Automated Multi-Data Center Resilience
Business critical applications will also need protection against disruption scenarios affecting a lot more than just a single disk, server, or rack. In a traditional infrastructure you would typically have a disaster recovery plan to allow a failover to a distant second data center, should there be a major disruption in the primary one. Because of the long distance between the two data centers, latency makes it impractical to maintain synchronous cross-data center copies of the data. As a result, a failover will most certainly lead to data loss or a very costly data recovery process. It becomes a risky and not always sufficiently tested procedure. Nevertheless, this is a model that provides excellent protection against a low probability but huge impact risk—e.g., a natural catastrophe that brings down your whole infrastructure for a long time. You can refer to the AWS Disaster recovery whitepaper for more guidance on how to implement this approach on AWS.
A shorter interruption in a data center is a more likely scenario. For short disruptions, because the duration of the failure isn’t predicted to be long, the choice to perform a failover is a difficult one and generally will be avoided. On AWS it is possible to adopt a simpler, more efficient protection from this type of failure. Each AWS region contains multiple distinct locations called Availability Zones. Each Availability Zone is engineered to be isolated from failures in other Availability Zones. An Availability Zone is a data center, and in some cases, an Availability Zone consists of multiple data centers. Availability Zones within a region provide inexpensive, low-latency network connectivity to other zones in the same region. This allows you to replicate your data across data centers in a synchronous manner so that failover can be automated and be transparent for your users.

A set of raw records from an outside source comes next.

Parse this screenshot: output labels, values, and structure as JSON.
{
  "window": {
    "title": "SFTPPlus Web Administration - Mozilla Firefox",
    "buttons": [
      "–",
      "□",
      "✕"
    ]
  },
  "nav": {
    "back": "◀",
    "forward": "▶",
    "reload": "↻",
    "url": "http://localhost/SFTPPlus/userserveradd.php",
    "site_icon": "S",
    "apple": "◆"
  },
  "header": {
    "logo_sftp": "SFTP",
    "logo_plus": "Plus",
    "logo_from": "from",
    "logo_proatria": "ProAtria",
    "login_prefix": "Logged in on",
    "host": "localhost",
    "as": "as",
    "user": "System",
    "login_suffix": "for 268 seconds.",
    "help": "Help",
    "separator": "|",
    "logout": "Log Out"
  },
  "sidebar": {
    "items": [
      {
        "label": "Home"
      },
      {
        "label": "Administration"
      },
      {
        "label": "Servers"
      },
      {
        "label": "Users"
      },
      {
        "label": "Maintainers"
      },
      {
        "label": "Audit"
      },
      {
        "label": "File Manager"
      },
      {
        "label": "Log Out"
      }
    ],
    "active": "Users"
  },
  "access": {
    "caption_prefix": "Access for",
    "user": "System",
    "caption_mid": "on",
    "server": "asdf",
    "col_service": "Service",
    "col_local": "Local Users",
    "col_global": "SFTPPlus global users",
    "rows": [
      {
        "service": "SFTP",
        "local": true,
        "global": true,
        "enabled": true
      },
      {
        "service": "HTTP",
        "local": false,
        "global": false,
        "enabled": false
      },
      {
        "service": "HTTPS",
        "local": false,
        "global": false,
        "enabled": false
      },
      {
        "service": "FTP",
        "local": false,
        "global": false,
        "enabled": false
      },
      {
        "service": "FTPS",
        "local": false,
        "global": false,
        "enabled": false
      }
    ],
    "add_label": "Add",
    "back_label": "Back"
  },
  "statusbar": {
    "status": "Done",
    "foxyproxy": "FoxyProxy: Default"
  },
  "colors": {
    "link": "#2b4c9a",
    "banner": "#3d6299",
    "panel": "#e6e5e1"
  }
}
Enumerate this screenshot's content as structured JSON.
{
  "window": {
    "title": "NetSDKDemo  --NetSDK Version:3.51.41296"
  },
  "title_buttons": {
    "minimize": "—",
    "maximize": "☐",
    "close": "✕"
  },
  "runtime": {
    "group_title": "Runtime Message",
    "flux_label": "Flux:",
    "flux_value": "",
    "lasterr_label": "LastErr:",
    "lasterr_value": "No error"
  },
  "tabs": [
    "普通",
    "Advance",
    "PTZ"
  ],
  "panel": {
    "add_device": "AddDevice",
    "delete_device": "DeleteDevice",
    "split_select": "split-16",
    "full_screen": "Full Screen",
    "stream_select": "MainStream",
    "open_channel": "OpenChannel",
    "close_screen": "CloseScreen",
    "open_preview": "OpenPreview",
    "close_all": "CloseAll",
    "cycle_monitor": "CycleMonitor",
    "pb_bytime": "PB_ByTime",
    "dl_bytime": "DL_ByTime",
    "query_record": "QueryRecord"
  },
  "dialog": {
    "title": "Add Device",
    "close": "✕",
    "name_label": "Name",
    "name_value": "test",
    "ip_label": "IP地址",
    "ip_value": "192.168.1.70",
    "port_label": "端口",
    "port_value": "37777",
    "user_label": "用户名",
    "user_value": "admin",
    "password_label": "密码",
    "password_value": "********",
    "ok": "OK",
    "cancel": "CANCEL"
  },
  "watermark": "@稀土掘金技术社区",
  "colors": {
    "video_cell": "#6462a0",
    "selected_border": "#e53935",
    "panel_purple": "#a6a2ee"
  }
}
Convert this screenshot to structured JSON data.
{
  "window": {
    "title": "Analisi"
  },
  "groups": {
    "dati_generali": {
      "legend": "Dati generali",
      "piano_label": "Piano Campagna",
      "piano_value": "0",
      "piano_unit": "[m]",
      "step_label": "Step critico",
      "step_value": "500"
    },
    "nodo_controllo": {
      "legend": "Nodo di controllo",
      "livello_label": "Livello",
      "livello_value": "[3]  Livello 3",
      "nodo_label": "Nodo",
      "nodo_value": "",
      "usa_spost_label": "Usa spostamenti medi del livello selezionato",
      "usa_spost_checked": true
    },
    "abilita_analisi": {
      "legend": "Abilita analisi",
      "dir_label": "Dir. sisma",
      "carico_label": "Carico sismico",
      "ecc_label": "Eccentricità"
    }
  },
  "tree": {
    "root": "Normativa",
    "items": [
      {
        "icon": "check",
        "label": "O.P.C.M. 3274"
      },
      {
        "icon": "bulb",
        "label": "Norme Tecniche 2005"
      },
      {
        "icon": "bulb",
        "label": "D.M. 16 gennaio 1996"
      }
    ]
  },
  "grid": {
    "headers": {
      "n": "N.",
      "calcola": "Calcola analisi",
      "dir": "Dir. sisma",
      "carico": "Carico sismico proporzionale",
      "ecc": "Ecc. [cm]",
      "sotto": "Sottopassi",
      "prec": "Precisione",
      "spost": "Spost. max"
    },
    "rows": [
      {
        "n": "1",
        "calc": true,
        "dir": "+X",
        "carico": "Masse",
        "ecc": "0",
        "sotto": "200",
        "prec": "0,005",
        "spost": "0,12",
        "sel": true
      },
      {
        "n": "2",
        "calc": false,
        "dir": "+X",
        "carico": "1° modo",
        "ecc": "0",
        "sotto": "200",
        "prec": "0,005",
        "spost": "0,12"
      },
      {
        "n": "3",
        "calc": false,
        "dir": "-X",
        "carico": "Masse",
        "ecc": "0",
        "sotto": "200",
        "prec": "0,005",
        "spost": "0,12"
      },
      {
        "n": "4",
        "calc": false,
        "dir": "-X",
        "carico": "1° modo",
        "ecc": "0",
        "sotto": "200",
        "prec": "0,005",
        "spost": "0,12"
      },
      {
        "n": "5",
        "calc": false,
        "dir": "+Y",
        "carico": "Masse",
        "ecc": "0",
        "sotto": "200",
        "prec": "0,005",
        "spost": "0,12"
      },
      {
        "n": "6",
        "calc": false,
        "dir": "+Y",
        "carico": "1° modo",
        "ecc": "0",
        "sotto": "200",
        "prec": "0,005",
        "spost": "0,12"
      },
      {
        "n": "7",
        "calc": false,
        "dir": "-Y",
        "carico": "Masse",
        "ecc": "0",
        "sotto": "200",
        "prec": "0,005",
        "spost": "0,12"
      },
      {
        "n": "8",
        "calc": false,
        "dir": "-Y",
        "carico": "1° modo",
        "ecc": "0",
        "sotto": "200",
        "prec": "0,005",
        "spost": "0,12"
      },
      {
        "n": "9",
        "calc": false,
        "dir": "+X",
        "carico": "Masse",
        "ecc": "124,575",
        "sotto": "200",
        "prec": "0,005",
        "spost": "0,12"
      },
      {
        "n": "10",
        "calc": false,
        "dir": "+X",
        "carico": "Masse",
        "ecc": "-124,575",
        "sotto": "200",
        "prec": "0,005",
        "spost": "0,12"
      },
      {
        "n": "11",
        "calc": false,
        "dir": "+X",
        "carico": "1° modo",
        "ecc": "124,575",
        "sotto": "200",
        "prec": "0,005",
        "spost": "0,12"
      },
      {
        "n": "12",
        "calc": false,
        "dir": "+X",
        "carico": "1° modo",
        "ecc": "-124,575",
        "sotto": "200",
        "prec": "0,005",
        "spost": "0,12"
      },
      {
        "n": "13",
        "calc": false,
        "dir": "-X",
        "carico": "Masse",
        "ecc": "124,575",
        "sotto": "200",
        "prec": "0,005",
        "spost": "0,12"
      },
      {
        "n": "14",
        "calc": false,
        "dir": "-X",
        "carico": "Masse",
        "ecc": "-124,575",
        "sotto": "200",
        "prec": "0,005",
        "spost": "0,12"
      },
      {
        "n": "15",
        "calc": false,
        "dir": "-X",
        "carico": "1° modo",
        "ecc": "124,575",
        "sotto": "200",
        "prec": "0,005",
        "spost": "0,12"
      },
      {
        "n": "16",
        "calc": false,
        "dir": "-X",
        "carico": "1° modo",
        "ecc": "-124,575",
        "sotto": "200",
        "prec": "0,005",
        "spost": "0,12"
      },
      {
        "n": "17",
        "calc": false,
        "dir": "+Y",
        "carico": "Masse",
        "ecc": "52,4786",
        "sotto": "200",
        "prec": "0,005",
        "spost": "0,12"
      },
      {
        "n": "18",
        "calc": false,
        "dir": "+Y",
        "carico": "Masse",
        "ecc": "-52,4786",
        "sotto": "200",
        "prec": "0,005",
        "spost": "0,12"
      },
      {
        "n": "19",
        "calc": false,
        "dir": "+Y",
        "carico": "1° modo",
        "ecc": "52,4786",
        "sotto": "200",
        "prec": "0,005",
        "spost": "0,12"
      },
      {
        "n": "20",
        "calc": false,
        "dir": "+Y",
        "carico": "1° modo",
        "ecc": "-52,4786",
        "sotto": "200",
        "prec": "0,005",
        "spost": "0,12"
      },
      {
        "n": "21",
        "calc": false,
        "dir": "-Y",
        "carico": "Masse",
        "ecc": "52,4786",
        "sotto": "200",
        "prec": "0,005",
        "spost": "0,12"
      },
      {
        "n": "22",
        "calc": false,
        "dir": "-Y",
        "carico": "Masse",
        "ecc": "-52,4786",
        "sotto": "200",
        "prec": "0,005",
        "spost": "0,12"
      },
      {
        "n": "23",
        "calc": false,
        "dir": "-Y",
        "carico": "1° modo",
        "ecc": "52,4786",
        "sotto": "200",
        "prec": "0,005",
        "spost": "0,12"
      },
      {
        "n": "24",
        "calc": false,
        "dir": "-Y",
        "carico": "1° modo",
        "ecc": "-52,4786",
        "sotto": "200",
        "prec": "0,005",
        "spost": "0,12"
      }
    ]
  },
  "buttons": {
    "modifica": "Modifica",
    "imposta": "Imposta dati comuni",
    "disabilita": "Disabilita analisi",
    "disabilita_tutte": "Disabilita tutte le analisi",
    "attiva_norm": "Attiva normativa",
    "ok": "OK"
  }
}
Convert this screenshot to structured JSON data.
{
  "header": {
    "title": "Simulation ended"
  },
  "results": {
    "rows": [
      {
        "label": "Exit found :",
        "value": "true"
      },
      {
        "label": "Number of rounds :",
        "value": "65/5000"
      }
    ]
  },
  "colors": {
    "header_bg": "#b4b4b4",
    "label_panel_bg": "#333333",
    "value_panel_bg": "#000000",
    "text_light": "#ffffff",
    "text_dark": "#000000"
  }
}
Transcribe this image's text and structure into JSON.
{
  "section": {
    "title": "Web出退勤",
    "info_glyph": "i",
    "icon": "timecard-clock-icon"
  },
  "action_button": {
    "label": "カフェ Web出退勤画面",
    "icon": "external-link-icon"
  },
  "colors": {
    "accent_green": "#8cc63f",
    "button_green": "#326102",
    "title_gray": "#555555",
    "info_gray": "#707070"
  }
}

It is also possible to implement active redundancy so that you don’t pay for idle resources. For example, a fleet of application servers can be distributed across multiple Availability Zones and be attached to the Elastic Load Balancing service (ELB). When the Amazon EC2 instances of a particular Availability Zone fail their health checks, ELB will stop sending traffic to those nodes. When combined with Auto Scaling, the number of healthy nodes can automatically be rebalanced to the other Availability Zones with no manual intervention.
In fact, many of the higher level services on AWS are inherently designed according to the Multi-AZ principle. For example, Amazon RDS provides high availability and automatic failover support for DB instances using Multi-AZ deployments, while with Amazon S3 and Amazon DynamoDB your data is redundantly stored across multiple facilities.